In a visit shortly after that hug, Anderson had looked up as C.J. approached and not smiled. “Have you spoken to them?” he asked, sounding like a twelve-year-old. “Have you? They aren’t mad at me, are they? I set it up so they wouldn’t be deleted. They know that, don’t they?”
C.J. nodded. “Of course they kne—know that, Anderson. They know how important they w—are.”
Behind Anderson, Jensen stood up and glared. C.J. glared back.
Anderson smiled a little and relaxed. “Good. When we’re done visiting planetside, can we go back to the station, C.J.? I like it here, I do, but I miss Chips.”
C.J. had smiled, maybe for the first time in weeks. “He misses you. Marshall says he’s biting anyone else who tries to feed him. That’s the first time that’s ever happened.”
Oh hells—that sunbeam smile. One day, Anderson was going to aim it at C.J., and C.J.’s heart would simply cease beating, impaled by that glossy, wide-eyed, everything’s-gonna-be-fine grin.
“I’m ready to go back whenever you are,” Anderson said guilelessly, and Jensen’s pained grimace didn’t tell C.J. anything he didn’t know already. C.J.’s leave and his regular month off were going to be long gone before Anderson could even face the final thing he’d done to survive—and forgive himself for it like everyone else had, including the people he’d left behind.

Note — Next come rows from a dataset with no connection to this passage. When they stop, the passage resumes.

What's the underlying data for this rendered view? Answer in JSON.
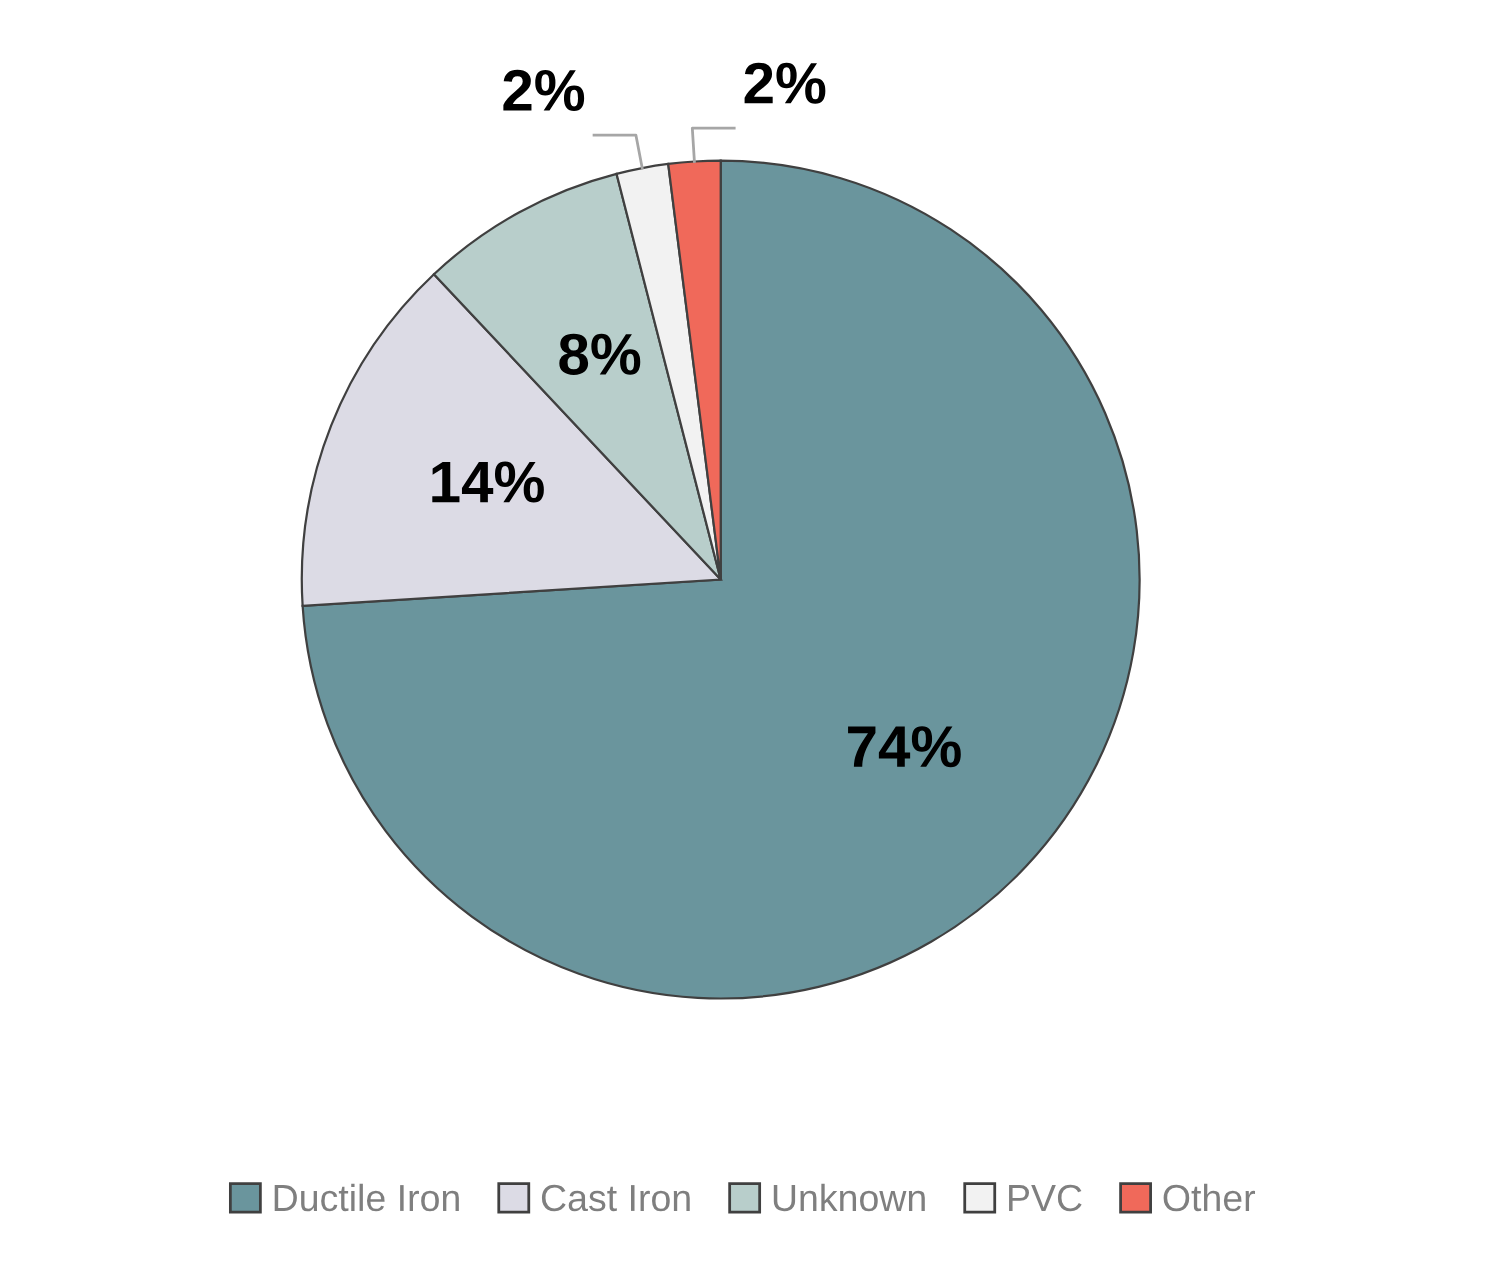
{
  "chart_data": {
    "type": "pie",
    "categories": [
      "Ductile Iron",
      "Cast Iron",
      "Unknown",
      "PVC",
      "Other"
    ],
    "values": [
      74,
      14,
      8,
      2,
      2
    ],
    "colors": [
      "#6a959d",
      "#dcdbe5",
      "#b8cecb",
      "#f2f2f2",
      "#f0695a"
    ],
    "value_labels": [
      "74%",
      "14%",
      "8%",
      "2%",
      "2%"
    ],
    "legend": "bottom"
  }
}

But C.J. couldn’t leave him behind.
“Well, Anderson, let’s wait until my man here give
s you the thumbs-up, okay?”
To his credit, Jensen didn’t even try to make a dirty joke of it. He just shook his head silently, concern burning in his eyes.
They spent a half an hour talking about the various flocks of gamma birds—Chips may have been lavender, but the others came in every shade of refracted light—that roamed the grounds. There were also cats whose ancestors had been brought over in cryogenic suspension in the first colony ships. Jensen actually hired people to clean up after them and feed them and keep them healthy so the residents could have the therapy of holding a creature that asked nothing more from life than to be scratched on the ass on demand. It was said that humans used to be allergic to the animals—Jensen had done a dissertation on how, if that were true, then learning to conquer a physical illness in order to enable a closer relationship with any creature whatsoever was proof that man had the seeds of healing in his own soul.
Anderson had been adopted by one of the facility animals, a giant ginger ex-Tom who kneaded his lap unmercifully as he sat—moderately sedated—in a lounge chair in the shade.
“I’ve been trying to figure out a name for him,” Anderson said, chucking the animal under the chin. “It’s hard. It seems that all the names I’ve ever liked are the names of someone I’ve killed.”
C.J. caught his breath then and wondered at the rush of adrenaline in his own veins. A tiny admission—a huge sliver of hope. “How about Conrad Jackson,” C.J. said grandly, and Anderson looked at him, more animation in his face now than C.J. had seen in nearly three weeks.
“Really?”
“Yeah!” C.J. grinned. “See, my dad’s name is Christopher James, my mom’s is Catherine Jennifer. So when we were born, they gave Cass and I the same initials.”
Anderson started laughing. “Cee, Jay!” he giggled, and C.J. nodded.